年轻公安听到这儿,忍不住问:“那他为什么不走?非要留在那儿受气?”
周婶摇摇头:“谁知道呢?也许是没地方去,也许是心软。那白寡妇当初说得好听,说让他帮忙,以后给他养老。谁知道是骗他的。”
年长公安又问了几句,那三个人把自己知道的情况都说了。他们说的跟何大清说的差不多,没有出入。
公安又问何大清:“何大清同志,你还有什么要补充的吗?”
何大清抬起头,眼睛红红的,可语气很平静:“公安同志,我就想问一句——我在她家五年,干活挣钱,养活她一家,我对得起她。可她和她那三个儿子,什么时候把我当人看过?她说的那些话,做的那些事,你们可以问邻居,是不是真的。”
白寡妇又想开口,被年轻公安一眼瞪了回去。
年长公安沉思了一会儿,然后看着白寡妇,问:“白翠花同志,何大清说的这些,你有什么要解释的吗?”
白寡妇张了张嘴,想说什么,可又不知道该说什么。邻居们的话,她没法反驳。那些事,都是真的。
她只能使出最后一招——撒泼。
“我不管!”她突然站起来,尖着嗓子喊,“他在我们家住了五年,吃了五年,用了五年,现在说走就走,还偷了我们的钱,这事没完!你们公安要是不给我做主,我就去上访!去告你们!”
年轻公安冷笑一声:“偷钱?那些钱是他自己攒的,你说偷有证人吗?有证据吗?”
白寡妇被噎住了。
年长公安摆摆手,示意她坐下。然后他看向何大清,语气平和地问:“何大清同志,你愿意和解吗?大家坐下来好好商量,各退一步。”
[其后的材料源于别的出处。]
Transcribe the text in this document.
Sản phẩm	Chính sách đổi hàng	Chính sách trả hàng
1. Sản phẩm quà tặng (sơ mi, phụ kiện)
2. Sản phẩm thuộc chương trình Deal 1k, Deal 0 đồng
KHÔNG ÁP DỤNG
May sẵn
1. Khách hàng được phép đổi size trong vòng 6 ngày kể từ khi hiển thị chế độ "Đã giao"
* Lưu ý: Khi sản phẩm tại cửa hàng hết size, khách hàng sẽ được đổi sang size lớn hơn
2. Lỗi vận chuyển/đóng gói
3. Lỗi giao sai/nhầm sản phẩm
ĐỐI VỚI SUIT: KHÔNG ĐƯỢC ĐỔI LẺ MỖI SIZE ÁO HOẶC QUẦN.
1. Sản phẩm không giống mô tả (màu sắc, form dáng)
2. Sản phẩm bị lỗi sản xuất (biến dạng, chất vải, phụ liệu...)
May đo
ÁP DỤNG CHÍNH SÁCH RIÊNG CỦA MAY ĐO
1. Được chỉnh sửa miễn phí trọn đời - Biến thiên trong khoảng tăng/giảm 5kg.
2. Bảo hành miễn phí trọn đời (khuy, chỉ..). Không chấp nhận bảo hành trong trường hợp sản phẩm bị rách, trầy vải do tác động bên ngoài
何大清摇摇头,语气坚定:“公安同志,我不想和解。我在她家五年,受够了。我只想回四九城,跟我儿子女儿好好过日子。那些钱是我自己攒的,我一分都不会多拿。该给她的补偿,我也愿意给。”
年长公安点点头,又看向白寡妇:“白翠花同志,你呢?”
白寡妇还想闹,可一看公安那脸色,又看看周围那些邻居的眼神,也知道这事闹下去自己占不了便宜。她咬了咬牙,恨恨地说:“行!让他给钱!不给钱,就别想走!”
年长公安问:“那你说,给多少?”
白寡妇眼珠一转,伸出一只手:“五百!他在我们家住了五年,一个月算十块,五年就是六百,我给他减一百,五百!”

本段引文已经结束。